Certo che mi piacerebbe tornare a bere; ci penso molte volte. Ci penso quando mi trovo a pranzi con vini fantastici. Qualche mese fa sono stato a una degustazione in cui si celebravano le nozze tra il vino e la letteratura. Davanti ai miei occhi sono passati vini eccellenti. Un sommelier ne descriveva le virtù. Io li annusavo e li guardavo.
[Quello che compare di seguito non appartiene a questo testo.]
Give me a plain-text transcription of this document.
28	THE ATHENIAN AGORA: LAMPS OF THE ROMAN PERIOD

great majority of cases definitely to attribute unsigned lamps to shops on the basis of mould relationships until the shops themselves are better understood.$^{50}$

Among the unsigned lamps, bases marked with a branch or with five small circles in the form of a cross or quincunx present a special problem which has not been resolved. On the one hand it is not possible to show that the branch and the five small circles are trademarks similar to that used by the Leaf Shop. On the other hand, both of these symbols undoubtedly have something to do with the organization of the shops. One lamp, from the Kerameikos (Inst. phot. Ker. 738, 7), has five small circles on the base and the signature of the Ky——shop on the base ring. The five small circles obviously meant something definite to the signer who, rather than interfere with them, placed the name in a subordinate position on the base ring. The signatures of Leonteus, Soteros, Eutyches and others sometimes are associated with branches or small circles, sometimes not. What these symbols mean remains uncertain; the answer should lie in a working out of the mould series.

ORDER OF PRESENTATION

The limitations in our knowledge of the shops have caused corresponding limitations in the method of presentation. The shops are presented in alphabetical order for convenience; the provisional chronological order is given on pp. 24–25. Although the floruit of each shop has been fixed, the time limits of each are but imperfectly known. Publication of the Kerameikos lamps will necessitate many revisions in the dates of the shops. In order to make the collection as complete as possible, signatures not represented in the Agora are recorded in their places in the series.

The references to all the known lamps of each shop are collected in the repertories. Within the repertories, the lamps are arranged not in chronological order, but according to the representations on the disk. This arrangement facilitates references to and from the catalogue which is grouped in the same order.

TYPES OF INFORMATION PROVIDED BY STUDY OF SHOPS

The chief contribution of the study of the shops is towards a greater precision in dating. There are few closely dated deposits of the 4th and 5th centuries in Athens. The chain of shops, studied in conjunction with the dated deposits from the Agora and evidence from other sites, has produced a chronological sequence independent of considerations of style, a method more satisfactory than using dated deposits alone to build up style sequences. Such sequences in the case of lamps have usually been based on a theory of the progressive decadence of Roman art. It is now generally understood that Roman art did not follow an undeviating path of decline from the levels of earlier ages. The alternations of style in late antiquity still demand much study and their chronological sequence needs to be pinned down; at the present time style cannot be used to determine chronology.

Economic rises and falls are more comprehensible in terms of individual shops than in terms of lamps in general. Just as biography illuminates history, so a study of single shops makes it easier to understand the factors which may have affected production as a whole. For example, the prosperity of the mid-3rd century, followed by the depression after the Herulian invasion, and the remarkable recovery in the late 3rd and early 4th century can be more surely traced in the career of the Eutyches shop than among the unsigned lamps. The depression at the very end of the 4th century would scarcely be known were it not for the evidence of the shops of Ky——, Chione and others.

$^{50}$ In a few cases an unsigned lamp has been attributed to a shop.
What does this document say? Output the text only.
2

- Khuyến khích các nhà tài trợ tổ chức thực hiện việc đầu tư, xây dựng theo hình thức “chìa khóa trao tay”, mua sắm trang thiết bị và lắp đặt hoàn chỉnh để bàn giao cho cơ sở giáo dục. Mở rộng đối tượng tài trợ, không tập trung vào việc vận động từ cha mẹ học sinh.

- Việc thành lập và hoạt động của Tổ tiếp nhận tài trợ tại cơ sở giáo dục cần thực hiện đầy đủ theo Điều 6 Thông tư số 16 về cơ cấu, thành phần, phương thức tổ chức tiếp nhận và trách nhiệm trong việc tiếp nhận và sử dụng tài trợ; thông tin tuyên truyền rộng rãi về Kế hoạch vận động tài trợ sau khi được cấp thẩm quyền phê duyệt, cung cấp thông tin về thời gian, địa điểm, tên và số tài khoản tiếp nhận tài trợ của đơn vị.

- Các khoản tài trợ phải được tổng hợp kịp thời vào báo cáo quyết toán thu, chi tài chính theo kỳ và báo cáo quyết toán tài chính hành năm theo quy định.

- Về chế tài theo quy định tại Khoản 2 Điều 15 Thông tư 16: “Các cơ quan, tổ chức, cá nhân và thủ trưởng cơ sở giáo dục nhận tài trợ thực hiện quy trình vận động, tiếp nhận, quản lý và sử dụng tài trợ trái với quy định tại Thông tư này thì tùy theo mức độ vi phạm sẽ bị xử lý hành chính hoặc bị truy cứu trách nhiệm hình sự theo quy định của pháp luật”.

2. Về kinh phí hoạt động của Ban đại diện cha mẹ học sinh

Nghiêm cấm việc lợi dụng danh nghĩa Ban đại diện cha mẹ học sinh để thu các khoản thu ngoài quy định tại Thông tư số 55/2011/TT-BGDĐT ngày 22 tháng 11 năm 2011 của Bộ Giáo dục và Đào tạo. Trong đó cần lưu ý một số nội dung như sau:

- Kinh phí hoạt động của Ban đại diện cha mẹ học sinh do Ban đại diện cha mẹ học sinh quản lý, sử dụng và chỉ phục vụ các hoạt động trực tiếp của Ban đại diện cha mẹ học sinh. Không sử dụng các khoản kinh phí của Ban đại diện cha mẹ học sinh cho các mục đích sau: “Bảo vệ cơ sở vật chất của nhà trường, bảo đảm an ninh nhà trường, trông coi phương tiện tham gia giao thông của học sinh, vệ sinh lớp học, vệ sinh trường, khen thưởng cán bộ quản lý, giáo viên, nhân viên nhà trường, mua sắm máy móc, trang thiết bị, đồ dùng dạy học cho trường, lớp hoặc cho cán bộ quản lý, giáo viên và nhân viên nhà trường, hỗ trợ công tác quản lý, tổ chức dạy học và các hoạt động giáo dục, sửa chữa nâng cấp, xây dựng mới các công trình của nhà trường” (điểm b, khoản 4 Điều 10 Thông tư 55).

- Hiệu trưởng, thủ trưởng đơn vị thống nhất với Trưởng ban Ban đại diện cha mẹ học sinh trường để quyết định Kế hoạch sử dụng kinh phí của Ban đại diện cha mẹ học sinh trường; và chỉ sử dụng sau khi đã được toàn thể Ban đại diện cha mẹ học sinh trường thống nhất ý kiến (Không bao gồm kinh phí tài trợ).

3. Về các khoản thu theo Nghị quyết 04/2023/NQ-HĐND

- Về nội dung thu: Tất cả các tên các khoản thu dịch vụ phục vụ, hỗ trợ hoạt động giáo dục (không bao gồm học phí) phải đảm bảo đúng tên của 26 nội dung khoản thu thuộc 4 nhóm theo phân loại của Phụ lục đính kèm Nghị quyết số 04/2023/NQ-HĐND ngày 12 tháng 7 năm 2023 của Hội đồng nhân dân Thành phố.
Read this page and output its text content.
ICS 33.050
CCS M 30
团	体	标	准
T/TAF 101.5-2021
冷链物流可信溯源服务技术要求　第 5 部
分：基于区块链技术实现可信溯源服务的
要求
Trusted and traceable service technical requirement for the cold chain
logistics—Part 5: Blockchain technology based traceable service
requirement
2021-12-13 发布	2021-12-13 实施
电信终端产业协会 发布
Ho pensato a qualcosa che potrebbe essere definita «la buona morte del vino».

Però è stato un inferno: la mia vita nell’alcol, quello è stato un inferno. Dio santo, quei mesi, quella distruzione, ma anche quell’euforia, perché ora che ci penso meglio in ogni momento della mia vita c’è stata qualche forma di gioia.

Com’è incomprensibile la gioia, che a volte indossa anche la maschera della disperazione.

L’inferno si presenta sempre con gli ornamenti del paradiso. È un classico della vita. Entri all’inferno credendo di entrare in paradiso. Il vino è giocare alla roulette russa.

Vai verso la morte ricordando che sei stato un grande bevitore. E la morte non può più farti nulla che non ti abbia fatto prima la vita.

Puoi chiudere gli occhi e ricordarti del vino mentre muori.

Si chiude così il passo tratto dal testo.